The grace period also only applies to disclosures at the event, or in consequence of it (e.g. media coverage from journalists who saw the invention). It does not mean that the inventor has carte blanche to display the thing at other events, show it off on TV, create a public website about it, etc. So the language in the question about "get the patent waiver kicking" is not quite right. A professional legal advisor could say more about ways to go public.
The Patent Rules cover, in Rule 5 and Rule 67, some procedural matters in relation to disclosure at exhibitions. These essentially answer the subsidiary question about "how does one indicate to the patent officer that the technology presented was indeed mine?" - the organizer of the exhibition will certify that whatever was displayed, is indeed the invention for which the patent is sought.

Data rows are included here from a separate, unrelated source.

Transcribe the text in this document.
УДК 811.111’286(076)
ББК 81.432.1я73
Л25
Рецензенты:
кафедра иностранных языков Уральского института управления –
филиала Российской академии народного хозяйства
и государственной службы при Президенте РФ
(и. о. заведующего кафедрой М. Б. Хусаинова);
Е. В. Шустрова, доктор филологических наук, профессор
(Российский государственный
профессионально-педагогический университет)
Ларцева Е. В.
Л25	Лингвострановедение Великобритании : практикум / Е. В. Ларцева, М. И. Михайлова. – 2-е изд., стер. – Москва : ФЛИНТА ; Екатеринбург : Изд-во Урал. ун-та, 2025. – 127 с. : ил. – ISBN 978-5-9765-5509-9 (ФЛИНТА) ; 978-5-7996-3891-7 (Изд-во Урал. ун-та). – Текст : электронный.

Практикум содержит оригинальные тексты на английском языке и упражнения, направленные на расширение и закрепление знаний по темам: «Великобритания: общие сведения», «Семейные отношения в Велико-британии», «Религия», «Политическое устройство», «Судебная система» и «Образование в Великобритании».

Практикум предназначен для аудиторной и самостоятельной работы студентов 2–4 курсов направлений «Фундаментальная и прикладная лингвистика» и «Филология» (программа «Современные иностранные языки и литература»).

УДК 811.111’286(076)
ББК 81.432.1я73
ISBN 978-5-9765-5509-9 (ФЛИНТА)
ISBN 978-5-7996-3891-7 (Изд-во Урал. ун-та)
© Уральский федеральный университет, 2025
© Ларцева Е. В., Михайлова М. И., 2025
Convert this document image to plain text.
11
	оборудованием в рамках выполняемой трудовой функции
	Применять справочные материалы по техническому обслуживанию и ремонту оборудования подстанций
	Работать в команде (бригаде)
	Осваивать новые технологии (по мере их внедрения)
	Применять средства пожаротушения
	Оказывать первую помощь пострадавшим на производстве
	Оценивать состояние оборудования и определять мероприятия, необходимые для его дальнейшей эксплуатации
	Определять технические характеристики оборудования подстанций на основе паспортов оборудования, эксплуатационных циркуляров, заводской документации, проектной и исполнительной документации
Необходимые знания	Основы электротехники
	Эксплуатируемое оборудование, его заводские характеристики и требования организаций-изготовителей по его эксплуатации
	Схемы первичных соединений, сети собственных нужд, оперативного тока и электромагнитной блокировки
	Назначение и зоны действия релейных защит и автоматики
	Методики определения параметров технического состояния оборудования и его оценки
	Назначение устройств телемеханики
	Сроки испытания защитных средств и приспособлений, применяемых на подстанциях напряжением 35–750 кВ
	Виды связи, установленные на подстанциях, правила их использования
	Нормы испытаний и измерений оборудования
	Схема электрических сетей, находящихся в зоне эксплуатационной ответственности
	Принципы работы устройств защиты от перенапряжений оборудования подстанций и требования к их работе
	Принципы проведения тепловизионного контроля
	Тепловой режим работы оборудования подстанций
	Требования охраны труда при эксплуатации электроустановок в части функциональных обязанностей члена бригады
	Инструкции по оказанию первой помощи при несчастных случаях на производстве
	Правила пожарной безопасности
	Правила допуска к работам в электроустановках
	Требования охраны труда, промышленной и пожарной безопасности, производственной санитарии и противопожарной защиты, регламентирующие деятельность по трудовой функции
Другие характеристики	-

For the inventor to "display" the invention for the purposes of the grace period, it is not required for the inventor to be physically present at the event, pointing at interesting features of the invention. The point is that the public has seen the thing. If the inventor is asking somebody else to explain the technology on their behalf, then it would be prudent to consult an IP lawyer about the terms. Hopefully, there is one in the picture anyway.
In detail
The question refers to the novelty rules in the Patents Act 1977, s. 2. An invention's novelty is assessed against "the state of the art" as of the time a patent application is made. If material has been put into the public domain, then it forms part of the state of the art. So normally, exhibiting an invention in public would compromise whether it can be considered "novel" later on. But one of the exceptions is a grace period if that takes place no more than six months before making the application, for certain qualifying events only. The wording in 2(4)(c) is that:
the disclosure was due to, or made in consequence of the inventor displaying the invention at an international exhibition and the applicant states, on filing the application, that the invention has been so displayed and also, within the prescribed period, files written evidence in support of the statement complying with any prescribed conditions.
So what is an "international exhibition"? Well, the 1977 Act was made in part because the UK had signed the European Patent Convention in 1973. That treaty says in Article 55 that a disclosure of an invention is to be discounted, within a six-month grace period, if:
the applicant or his legal predecessor has displayed the invention at an official, or officially recognised, international exhibition falling within the terms of the Convention on international exhibitions signed at Paris on 22 November 1928 and last revised on 30 November 1972
That is reflected in domestic law by section 130 of the 1977 Act, which defines "international exhibition" in just the same way. The IPO Manual of Patent Practice confirms (p74) that:
Only an exhibition which falls within the terms of the 1928 Convention on
International Exhibitions (as modified by the 1951 Protocol) is regarded as an international
exhibition. Such an exhibition has to satisfy stringent conditions; for example, it must run for
at least three weeks, and invitations to participate must be issued at government level
through diplomatic channels. A statement published in the Patents Journal that an exhibition
constitutes an international exhibition within the meaning of the Convention is conclusive
evidence of that fact. Regularly held events and trade fairs organised by particular
industries are unlikely to qualify.
Why just these events?
There is a long connection between these expos and IP law. The Vienna World's Fair of 1873 had some delegates refuse to exhibit their inventions, because they were worried that they would lose patent rights under Austro-Hungarian law at the time. When the Paris Convention was agreed in 1883, it included an article according temporary protection for inventions shown at these expositions. Because of the prestige of expos and the existing international structure around them, the concept of protection has been carried forward through the 1973 treaty and to the present day.